Shreya Jagan, Staff Reporter

All around me, fellow students, friends and teenagers are getting their permits, using their credit cards, getting jobs. Me on the other hand, I still get excited about the pretty flowers on the side of the road. Which lead me to think, why is everybody in such a rush to grow up?

Some people crave that responsibility. Others crave the rush, the experience. I can relate to it all. I mean, I want to experience it too, but I’m afraid of the aftermath of growing up too fast. But everybody else seems so ready for what’s next.

They’re all ready to encounter all of those milestones like their first car, driver’s license or having a job even if they don’t need it.

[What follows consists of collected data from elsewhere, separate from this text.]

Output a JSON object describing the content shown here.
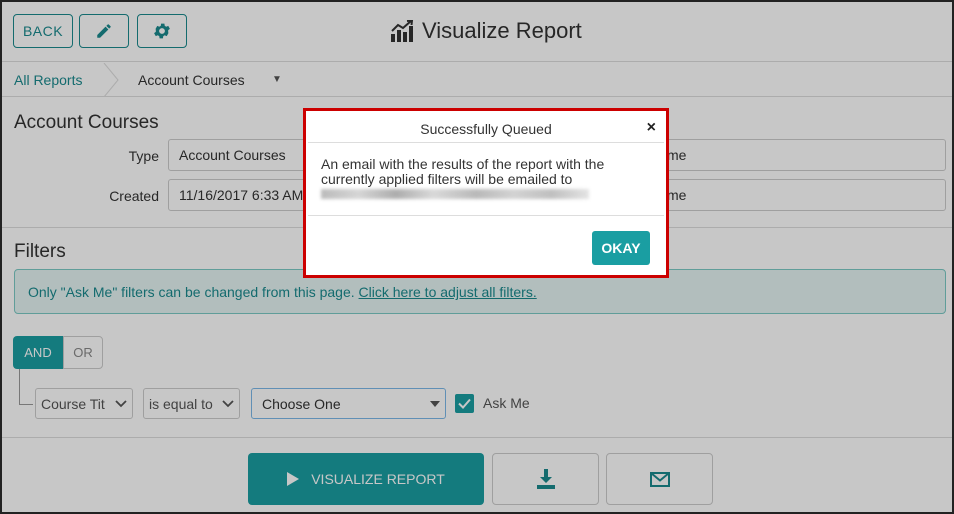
{
  "header": {
    "back_label": "BACK",
    "title": "Visualize Report",
    "edit_icon": "pencil-icon",
    "settings_icon": "gear-icon",
    "title_icon": "chart-icon"
  },
  "breadcrumb": {
    "root": "All Reports",
    "current": "Account Courses",
    "caret": "▼"
  },
  "report": {
    "heading": "Account Courses",
    "type_label": "Type",
    "type_value": "Account Courses",
    "created_label": "Created",
    "created_value": "11/16/2017 6:33 AM",
    "right_field_1_suffix": "me",
    "right_field_2_suffix": "me"
  },
  "filters": {
    "heading": "Filters",
    "info_text": "Only \"Ask Me\" filters can be changed from this page. ",
    "info_link": "Click here to adjust all filters.",
    "and_label": "AND",
    "or_label": "OR",
    "field_select": "Course Tit",
    "operator_select": "is equal to",
    "value_select": "Choose One",
    "ask_me_label": "Ask Me",
    "ask_me_checked": true
  },
  "actions": {
    "visualize_label": "VISUALIZE REPORT",
    "download_icon": "download-icon",
    "email_icon": "envelope-icon"
  },
  "modal": {
    "title": "Successfully Queued",
    "close": "×",
    "message": "An email with the results of the report with the currently applied filters will be emailed to",
    "okay_label": "OKAY"
  },
  "colors": {
    "accent": "#1a9ea2",
    "link": "#1a8a8e",
    "highlight_border": "#cc0000",
    "info_bg": "#e4f4f3"
  }
}
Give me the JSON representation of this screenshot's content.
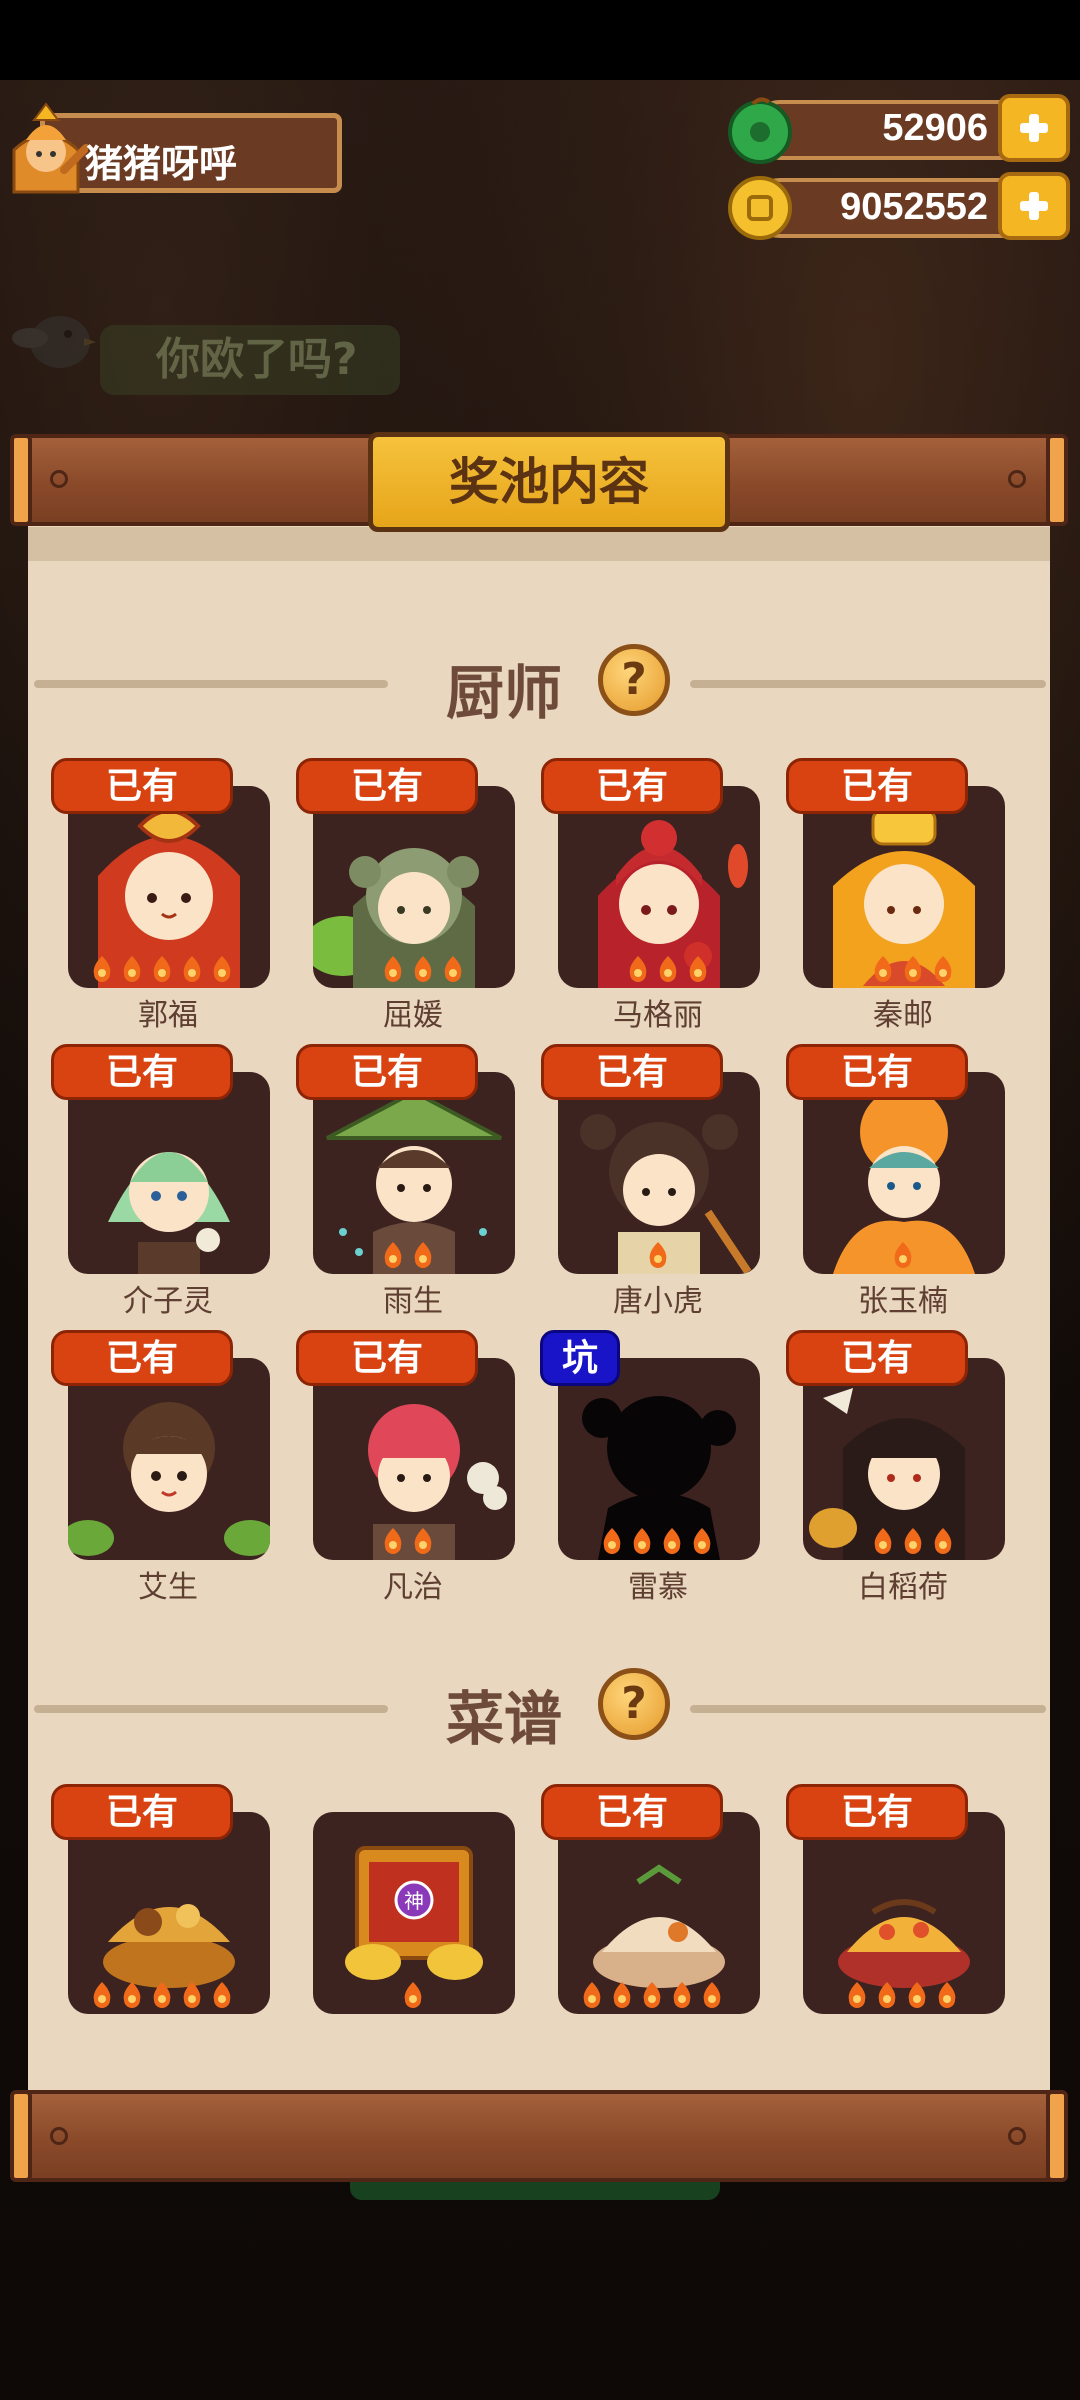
{
  "player": {
    "name": "猪猪呀呼"
  },
  "resources": {
    "jade": "52906",
    "coins": "9052552"
  },
  "background": {
    "hint": "你欧了吗?"
  },
  "modal": {
    "title": "奖池内容",
    "chef_section": {
      "title": "厨师",
      "help": "?",
      "items": [
        {
          "name": "郭福",
          "tag": "已有",
          "stars": 5
        },
        {
          "name": "屈媛",
          "tag": "已有",
          "stars": 3
        },
        {
          "name": "马格丽",
          "tag": "已有",
          "stars": 3
        },
        {
          "name": "秦邮",
          "tag": "已有",
          "stars": 3
        },
        {
          "name": "介子灵",
          "tag": "已有",
          "stars": 0
        },
        {
          "name": "雨生",
          "tag": "已有",
          "stars": 2
        },
        {
          "name": "唐小虎",
          "tag": "已有",
          "stars": 1
        },
        {
          "name": "张玉楠",
          "tag": "已有",
          "stars": 1
        },
        {
          "name": "艾生",
          "tag": "已有",
          "stars": 0
        },
        {
          "name": "凡治",
          "tag": "已有",
          "stars": 2
        },
        {
          "name": "雷慕",
          "tag": "坑",
          "stars": 4
        },
        {
          "name": "白稻荷",
          "tag": "已有",
          "stars": 3
        }
      ]
    },
    "recipe_section": {
      "title": "菜谱",
      "help": "?",
      "items": [
        {
          "tag": "已有",
          "stars": 5
        },
        {
          "tag": "",
          "stars": 1,
          "badge": "神"
        },
        {
          "tag": "已有",
          "stars": 5
        },
        {
          "tag": "已有",
          "stars": 4
        }
      ]
    }
  },
  "colors": {
    "owned_tag": "#d84311",
    "pit_tag": "#1a14c9",
    "card_bg": "#3d2320",
    "panel_bg": "#e9d7bf",
    "wood": "#8a4a2a",
    "title_plaque": "#f6c23c"
  }
}
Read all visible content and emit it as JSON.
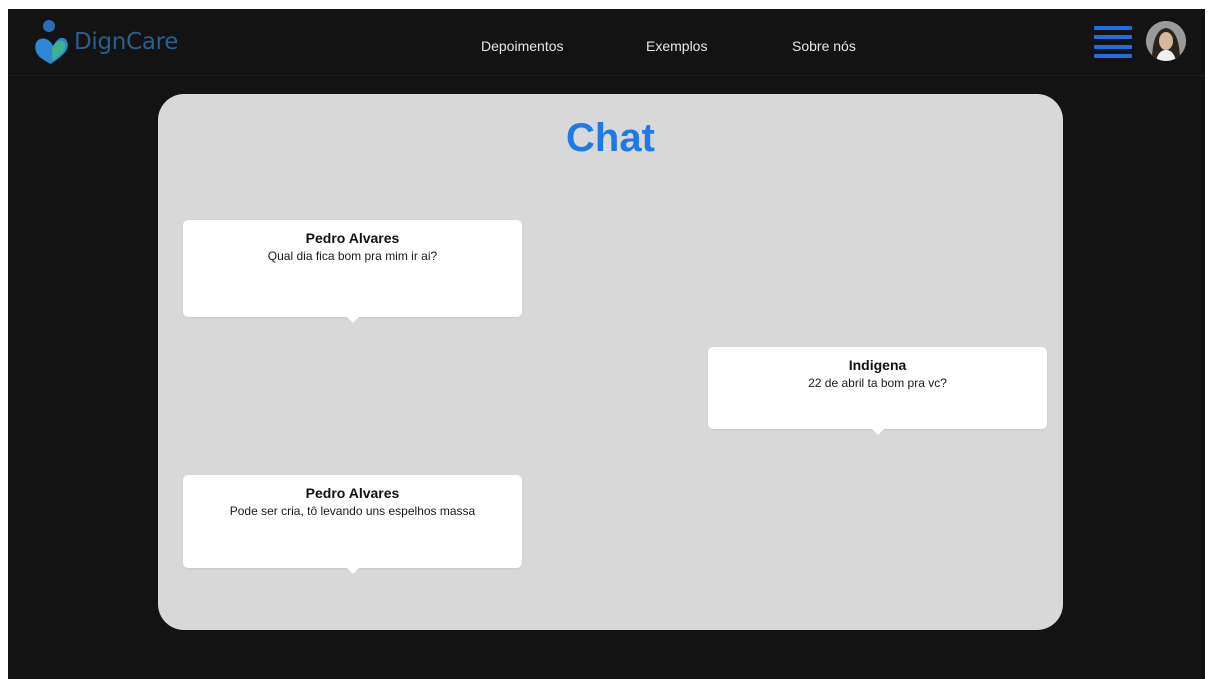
{
  "brand": {
    "name": "DignCare",
    "color": "#2a5f8f",
    "icon": "heart-figure-logo"
  },
  "nav": {
    "items": [
      {
        "label": "Depoimentos"
      },
      {
        "label": "Exemplos"
      },
      {
        "label": "Sobre nós"
      }
    ]
  },
  "header": {
    "menu_icon": "hamburger-menu-icon",
    "avatar_icon": "user-avatar"
  },
  "chat": {
    "title": "Chat",
    "messages": [
      {
        "sender": "Pedro Alvares",
        "text": "Qual dia fica bom pra mim ir ai?"
      },
      {
        "sender": "Indigena",
        "text": "22 de abril ta bom pra vc?"
      },
      {
        "sender": "Pedro Alvares",
        "text": "Pode ser cria, tô levando uns espelhos massa"
      }
    ]
  },
  "colors": {
    "background": "#131313",
    "panel": "#d8d8d8",
    "accent": "#1f7ae6",
    "menu": "#1f6fe0",
    "bubble": "#ffffff"
  }
}
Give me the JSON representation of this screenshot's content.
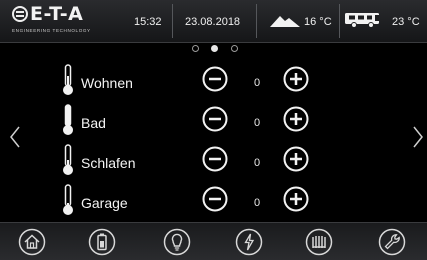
{
  "brand": {
    "logo_text": "E-T-A",
    "tagline": "ENGINEERING TECHNOLOGY"
  },
  "status": {
    "time": "15:32",
    "date": "23.08.2018",
    "outdoor_temp": "16 °C",
    "vehicle_temp": "23 °C"
  },
  "pager": {
    "pages": 3,
    "active_index": 1
  },
  "rooms": [
    {
      "label": "Wohnen",
      "value": "0"
    },
    {
      "label": "Bad",
      "value": "0"
    },
    {
      "label": "Schlafen",
      "value": "0"
    },
    {
      "label": "Garage",
      "value": "0"
    }
  ],
  "nav_icons": [
    "home-icon",
    "battery-icon",
    "lightbulb-icon",
    "power-icon",
    "heater-icon",
    "wrench-icon"
  ],
  "colors": {
    "background": "#000000",
    "foreground": "#ffffff",
    "bar": "#222326"
  }
}
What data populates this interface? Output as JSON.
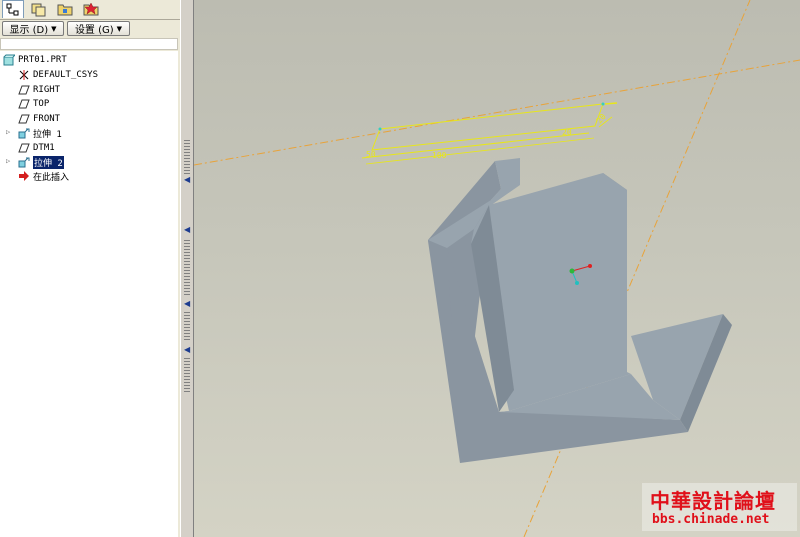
{
  "navigator": {
    "tabs": [
      {
        "icon": "model-tree-icon",
        "selected": true
      },
      {
        "icon": "layers-icon",
        "selected": false
      },
      {
        "icon": "folder-browser-icon",
        "selected": false
      },
      {
        "icon": "favorites-icon",
        "selected": false
      }
    ],
    "show_menu_label": "显示 (D)",
    "settings_menu_label": "设置 (G)"
  },
  "model_tree": {
    "root": {
      "label": "PRT01.PRT",
      "icon": "part-icon"
    },
    "items": [
      {
        "label": "DEFAULT_CSYS",
        "icon": "csys-icon",
        "expandable": false,
        "selected": false
      },
      {
        "label": "RIGHT",
        "icon": "datum-plane-icon",
        "expandable": false,
        "selected": false
      },
      {
        "label": "TOP",
        "icon": "datum-plane-icon",
        "expandable": false,
        "selected": false
      },
      {
        "label": "FRONT",
        "icon": "datum-plane-icon",
        "expandable": false,
        "selected": false
      },
      {
        "label": "拉伸 1",
        "icon": "extrude-icon",
        "expandable": true,
        "selected": false
      },
      {
        "label": "DTM1",
        "icon": "datum-plane-icon",
        "expandable": false,
        "selected": false
      },
      {
        "label": "拉伸 2",
        "icon": "extrude-icon",
        "expandable": true,
        "selected": true
      },
      {
        "label": "在此插入",
        "icon": "insert-here-arrow-icon",
        "expandable": false,
        "selected": false
      }
    ]
  },
  "viewport": {
    "dimensions": [
      "100",
      "20",
      "20",
      "50"
    ],
    "colors": {
      "sketch": "#e8e61a",
      "datum_axis": "#e8a33a",
      "solid_top": "#98a4ae",
      "solid_side": "#7f8b96",
      "solid_front": "#8a95a0"
    }
  },
  "watermark": {
    "title": "中華設計論壇",
    "url": "bbs.chinade.net"
  }
}
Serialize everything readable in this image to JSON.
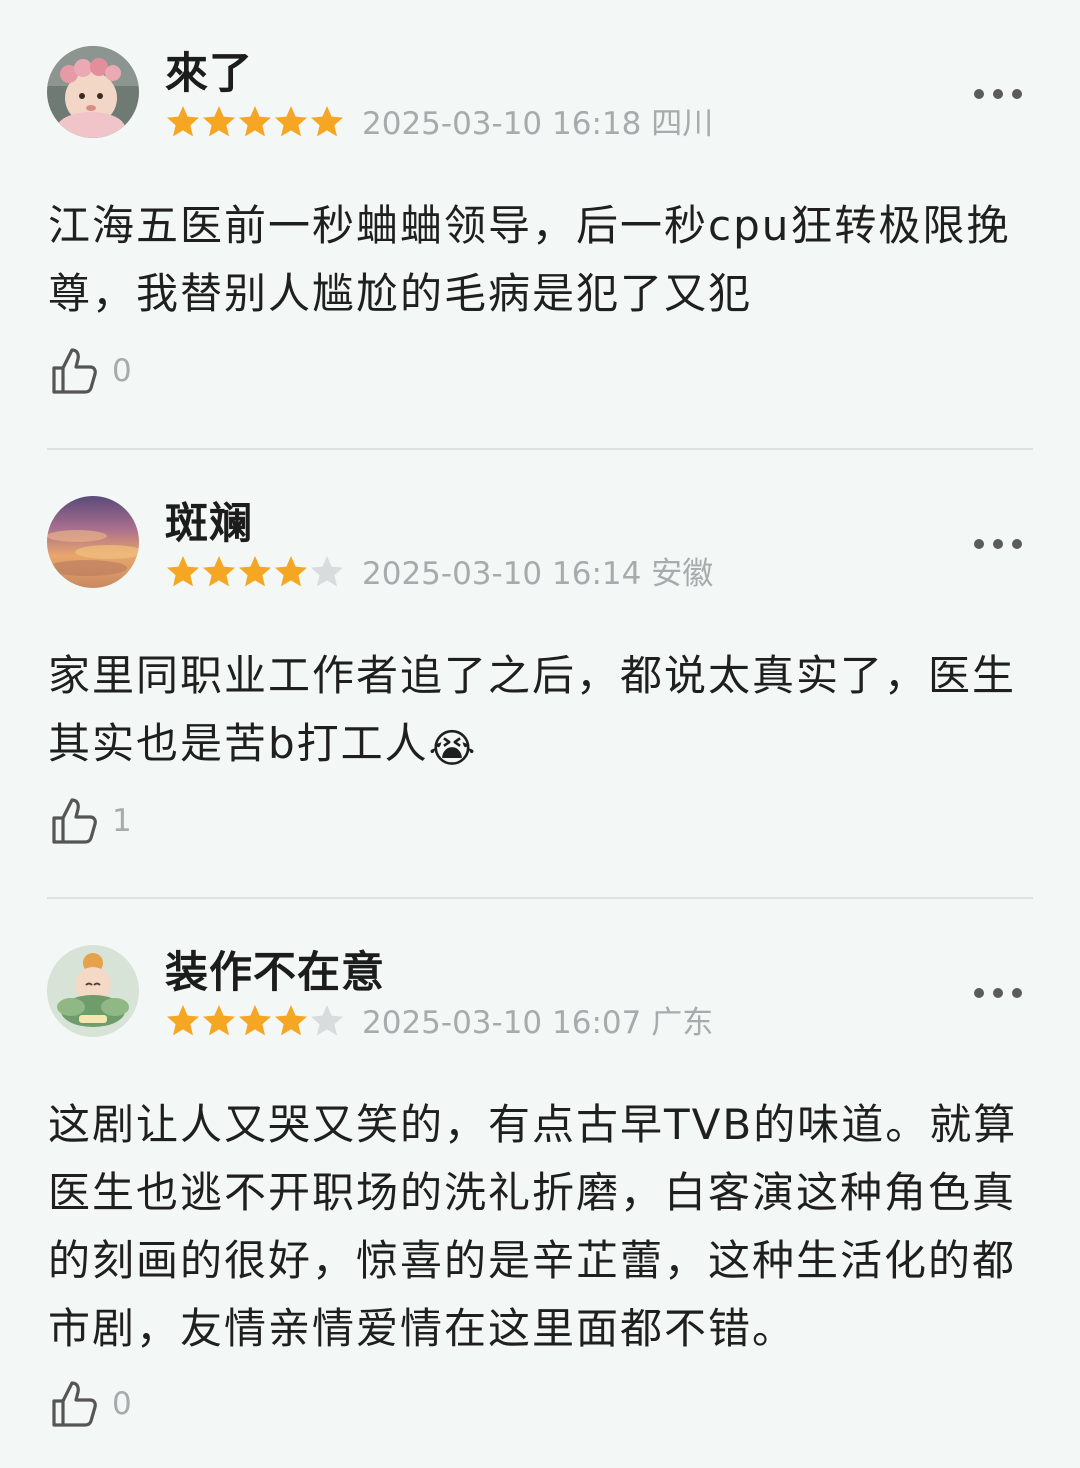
{
  "reviews": [
    {
      "username": "來了",
      "rating": 5,
      "timestamp": "2025-03-10 16:18",
      "location": "四川",
      "content": "江海五医前一秒蛐蛐领导，后一秒cpu狂转极限挽尊，我替别人尴尬的毛病是犯了又犯",
      "likes": "0",
      "avatar_icon": "baby-with-flower-crown-avatar"
    },
    {
      "username": "斑斓",
      "rating": 4,
      "timestamp": "2025-03-10 16:14",
      "location": "安徽",
      "content": "家里同职业工作者追了之后，都说太真实了，医生其实也是苦b打工人",
      "emoji": "😭",
      "likes": "1",
      "avatar_icon": "sunset-clouds-avatar"
    },
    {
      "username": "装作不在意",
      "rating": 4,
      "timestamp": "2025-03-10 16:07",
      "location": "广东",
      "content": "这剧让人又哭又笑的，有点古早TVB的味道。就算医生也逃不开职场的洗礼折磨，白客演这种角色真的刻画的很好，惊喜的是辛芷蕾，这种生活化的都市剧，友情亲情爱情在这里面都不错。",
      "likes": "0",
      "avatar_icon": "baby-in-lotus-avatar"
    }
  ],
  "colors": {
    "background": "#f3f7f6",
    "star_filled": "#f5a623",
    "star_empty": "#d9dcdc",
    "meta_text": "#a7abab",
    "divider": "#dde2e1"
  }
}
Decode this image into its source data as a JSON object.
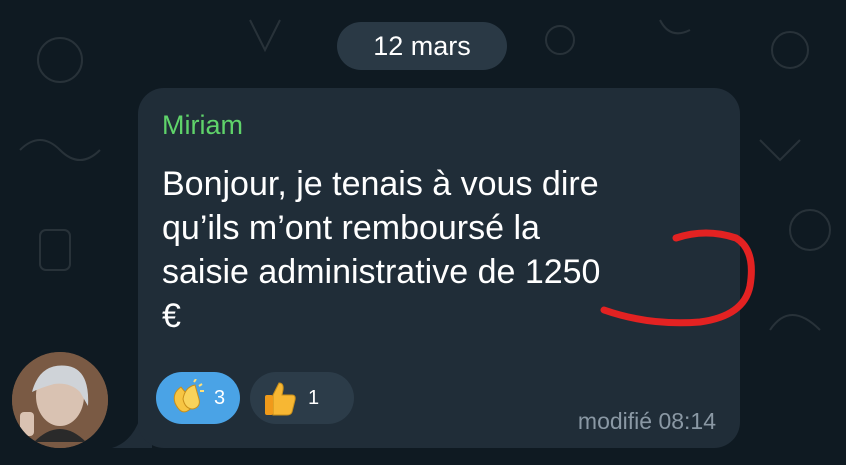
{
  "date_separator": "12 mars",
  "message": {
    "sender": "Miriam",
    "text": "Bonjour, je tenais à vous dire\nqu’ils m’ont remboursé la\nsaisie administrative de 1250\n€",
    "edited_label": "modifié 08:14"
  },
  "reactions": [
    {
      "emoji": "clapping-hands-icon",
      "count": "3",
      "selected": true
    },
    {
      "emoji": "thumbs-up-icon",
      "count": "1",
      "selected": false
    }
  ],
  "colors": {
    "background": "#0f1a22",
    "bubble": "#202d38",
    "sender_name": "#5fd36a",
    "reaction_selected": "#4aa3e6",
    "reaction_unselected": "#2c3c49",
    "annotation": "#e32222"
  }
}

And while I want to go through all of those things, I desperately want to linger around my childhood for just a little longer. 

To be able to not worry about things except the vegetables on my plate. 

Or to be able to be happy because I made a new friend at school. 

But for someone like me, who is so in touch with their feelings and dreams and their imagination, reality keeps me tethered. If I lived in a utopia, I wouldn’t have the ability to enjoy the little things in life because everything would be so blurred. 

Over the years, I’ve realized there is no happiness without sorrows or hardships. In fact, as I see it, the definition of happiness loses its meaning if happiness is the only thing you’re presented with. Life goes up and down. 

Even still, every so often, I get these little epiphanies that let me know how fast time goes by. It’s definitely my biggest fear: time. As a person, I’ve always been obsessed about making the most out of everything, finding the silver lining, enjoying life for all that it’s worth. 

So, am I scared of growing up?

Yes. But that’s ok. That fear is what lets me be me. Childishness included.